Aufnahme irakischer Flüchtlinge in der Bundesrepublik Deutschland (Resettlement-Programm 2009)
Die Aufnahme irakischer Flüchtlinge in der Bundesrepublik Deutschland im Rahmen des sog. Resettlement-Programms wird von pax christi befürwortet. Bistumsstellen und Basisgruppen sind aufgerufen, dies zu unterstützen.

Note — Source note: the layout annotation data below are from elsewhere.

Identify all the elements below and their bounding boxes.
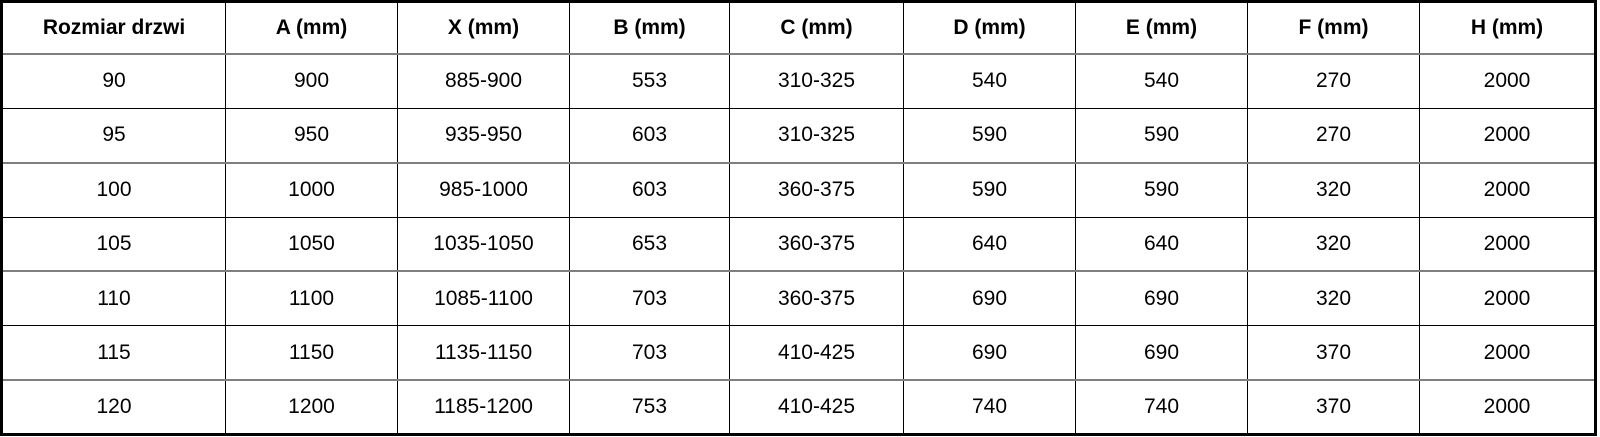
table-cell: 2000: [1419, 216, 1596, 272]
table-row: 105 1050 1035-1050 653 360-375 640 640 320 2000: [1, 216, 1596, 272]
header-cell: H (mm): [1419, 1, 1596, 55]
table-cell: 410-425: [729, 379, 904, 435]
table-cell: 553: [569, 54, 730, 109]
table-cell: 1085-1100: [397, 270, 570, 326]
table-cell: 2000: [1419, 54, 1596, 109]
table-cell: 2000: [1419, 107, 1596, 163]
table-cell: 105: [1, 216, 226, 272]
table-cell: 2000: [1419, 379, 1596, 435]
table-cell: 320: [1247, 216, 1420, 272]
table-cell: 590: [1075, 161, 1248, 218]
table-cell: 270: [1247, 54, 1420, 109]
header-cell: Rozmiar drzwi: [1, 1, 226, 55]
header-cell: A (mm): [225, 1, 398, 55]
table-cell: 1185-1200: [397, 379, 570, 435]
table-cell: 110: [1, 270, 226, 326]
header-cell: B (mm): [569, 1, 730, 55]
table-cell: 360-375: [729, 216, 904, 272]
table-cell: 540: [1075, 54, 1248, 109]
table-cell: 1000: [225, 161, 398, 218]
table-cell: 653: [569, 216, 730, 272]
table-cell: 320: [1247, 161, 1420, 218]
table-cell: 590: [903, 107, 1076, 163]
table-cell: 690: [903, 325, 1076, 381]
table-cell: 950: [225, 107, 398, 163]
table-cell: 95: [1, 107, 226, 163]
table-cell: 100: [1, 161, 226, 218]
table-cell: 935-950: [397, 107, 570, 163]
table-cell: 360-375: [729, 161, 904, 218]
table-cell: 360-375: [729, 270, 904, 326]
table-row: 95 950 935-950 603 310-325 590 590 270 2000: [1, 107, 1596, 163]
table-cell: 320: [1247, 270, 1420, 326]
table-cell: 370: [1247, 325, 1420, 381]
table-body: 90 900 885-900 553 310-325 540 540 270 2000 95 950…: [1, 54, 1596, 435]
table-cell: 740: [1075, 379, 1248, 435]
table-cell: 1050: [225, 216, 398, 272]
table-cell: 740: [903, 379, 1076, 435]
table-cell: 900: [225, 54, 398, 109]
table-cell: 310-325: [729, 107, 904, 163]
table-cell: 1200: [225, 379, 398, 435]
table-cell: 540: [903, 54, 1076, 109]
table-cell: 885-900: [397, 54, 570, 109]
table-cell: 590: [903, 161, 1076, 218]
table-header: Rozmiar drzwi A (mm) X (mm) B (mm) C (mm) D (…: [1, 1, 1596, 55]
table-cell: 2000: [1419, 270, 1596, 326]
table-cell: 120: [1, 379, 226, 435]
table-cell: 690: [1075, 270, 1248, 326]
table-row: 110 1100 1085-1100 703 360-375 690 690 320 2000: [1, 270, 1596, 326]
header-cell: D (mm): [903, 1, 1076, 55]
table-cell: 640: [903, 216, 1076, 272]
header-cell: E (mm): [1075, 1, 1248, 55]
table-cell: 90: [102, 69, 126, 93]
table-cell: 310-325: [729, 54, 904, 109]
header-cell: X (mm): [397, 1, 570, 55]
table-cell: 590: [1075, 107, 1248, 163]
table-cell: 115: [1, 325, 226, 381]
header-cell: F (mm): [1247, 1, 1420, 55]
table-cell: 1150: [225, 325, 398, 381]
table-cell: 370: [1247, 379, 1420, 435]
table-cell: 985-1000: [397, 161, 570, 218]
table-row: 90 900 885-900 553 310-325 540 540 270 2000: [2, 54, 1596, 109]
table-cell: 1100: [225, 270, 398, 326]
table-cell: 640: [1075, 216, 1248, 272]
header-row: Rozmiar drzwi A (mm) X (mm) B (mm) C (mm) D (…: [1, 1, 1596, 55]
table-cell: 603: [569, 107, 730, 163]
table-row: 120 1200 1185-1200 753 410-425 740 740 370 2000: [1, 379, 1596, 435]
table-cell: 703: [569, 270, 730, 326]
table-cell: 753: [569, 379, 730, 435]
table-row: 100 1000 985-1000 603 360-375 590 590 320 2000: [1, 161, 1596, 218]
table-cell: 703: [569, 325, 730, 381]
table-cell: 1135-1150: [397, 325, 570, 381]
table-cell: 410-425: [729, 325, 904, 381]
table-cell: 270: [1247, 107, 1420, 163]
table-cell: 603: [569, 161, 730, 218]
table-cell: 2000: [1419, 325, 1596, 381]
table-cell: 2000: [1419, 161, 1596, 218]
header-cell: C (mm): [729, 1, 904, 55]
table-cell: 690: [1075, 325, 1248, 381]
table-cell: 1035-1050: [397, 216, 570, 272]
table-cell: 690: [903, 270, 1076, 326]
table-row: 115 1150 1135-1150 703 410-425 690 690 370 2000: [1, 325, 1596, 381]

Dazu folgende Informationen und Vorschläge:
Deutschland wird 2009 bis zu 2500 irakische Flüchtlinge vor allem aus Syrien und Jordanien aufnehmen und nach einem Schlüssel auf die Bundesländer verteilen. Vor Ort (Landkreis, Stadt, Pfarrgemeinden) wird wahrscheinlich jeweils nur eine kleine Gruppe von Flüchtlingen ankommen. Da wir uns für ihre Aufnahme ausgesprochen haben, sollten wir auch mithelfen, daß sie sich schnell bei uns wohlfühlen und integrieren können. Wichtig ist zu erkunden, wo irakische Flüchtlinge aus diesem Kontingent hinverteilt werden. Dort muss dann eine Beratung und Betreuung beginnen:
Patenschaften
Die „Save-me“ - Kampagne (s.u.) empfiehlt Paten zu werben, die bereit sind, sich für ein Betreuungs- und Beratungsnetz von Flüchtlingen vor Ort einzusetzen. Falls Ihr Euch am Ort bei dieser Kampagne engagiert, wäre es sinnvoll, PatInnen zu werden bzw.zu gewinnen und eine Patengruppe aufzubauen.
Irakische MitbürgerInnen ansprechen
Wir empfehlen, Kontakte / Treffen mit bereits hier lebenden Irakern zu organisieren und sie in die Patengruppen zu integrieren.
Beratung
Wichtige Aspekte für die Beratung der Flüchtlinge sind im UNHCR-Merblatt mit den notwendigen Informationen über Auswahl- und Aufnahmeverfahren für die
Zusammenführung von Familien und Verwandten dargestellt (s.u. zum download).
Bereits in der BRD lebende irakische Flüchtlinge haben die Möglichkeit, zu beantragen, daß Verwandte hierher kommen. Dafür ist ein Formular vorgesehen (s.u. zum download), das die Berater mit einem Begleitschreiben über die Situation, in der die hier lebenden Flüchtlinge sich befinden (Ort, Anerkennung, Arbeit, Wohnung, Verhältnis zu den Verwandten, die zu ihnen kommen sollen...) an das jeweilige Innenministerium senden können.
Wichtiger Hinweis: Nur beim UNHCR in Jordanien oder Syrien registrierte Flüchtlinge können für BRD ausgewählt werden!
(Der einfache Hinweis auf Verwandtschaft reicht nicht aus und könnte zu grosse Hoffnungen wecken).